When I eventually had the chance to talk to the staff nurse I told her, with some pride, that I’d managed to get Dad to eat two squares of Cadbury’s Dairy Milk. She looked puzzled.

“I’m just telling you in case he’s sick again and you think it’s more faecal vomiting”. I said.

“Faecal vomiting?” she said. “I don’t know anything about that. That’s not in his notes.”

I left the hospital feeling that it could go either way. I wanted to hope for the best and to believe that all the signs were of improvement, but the voice that said “he’s a very old chap”, in brackets (“you surely couldn’t complain if he died now. At his age!” ) kept me awake most of the night.

But there’s better news today. As of this morning I have managed to enlist the help of a nurse who is a ‘dementia champion’ and I am now able to go to the ward at any time to help Dad. So I gave him lunch and helped him to drink – he won’t ask and prompting isn’t always enough. Sometimes you have to hold the cup and put it to his lips and not let go. It can take a while, but today he was very thirsty and drank well.

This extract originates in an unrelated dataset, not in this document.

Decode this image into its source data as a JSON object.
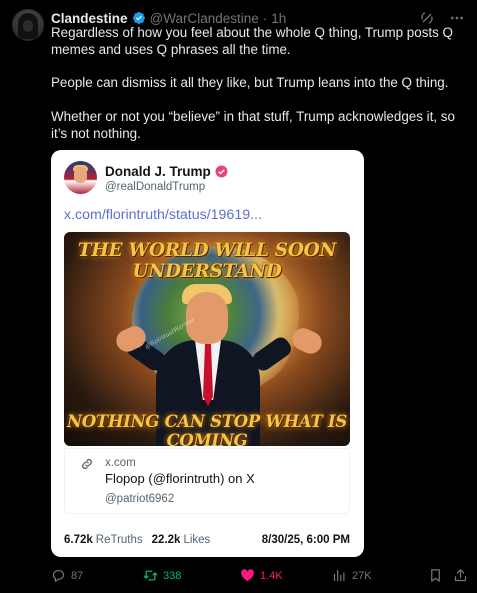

His infection is indeed subsiding, he is re-hydrated, he doesn’t need the oxygen and he’s on oral antibiotics.

When I asked him if he wanted to come home he said “yes, very much indeed”.

The only unresolved bit is the bowels. Dad still hasn’t had a bowel movement, (it’s now day 13), but he’s eating again and as the consultant won’t give him laxatives, what will happen?  Surely there are only three possibilities: a spontaneous bowel movement (how long are we to wait?), a perforated bowel or more faecal vomiting.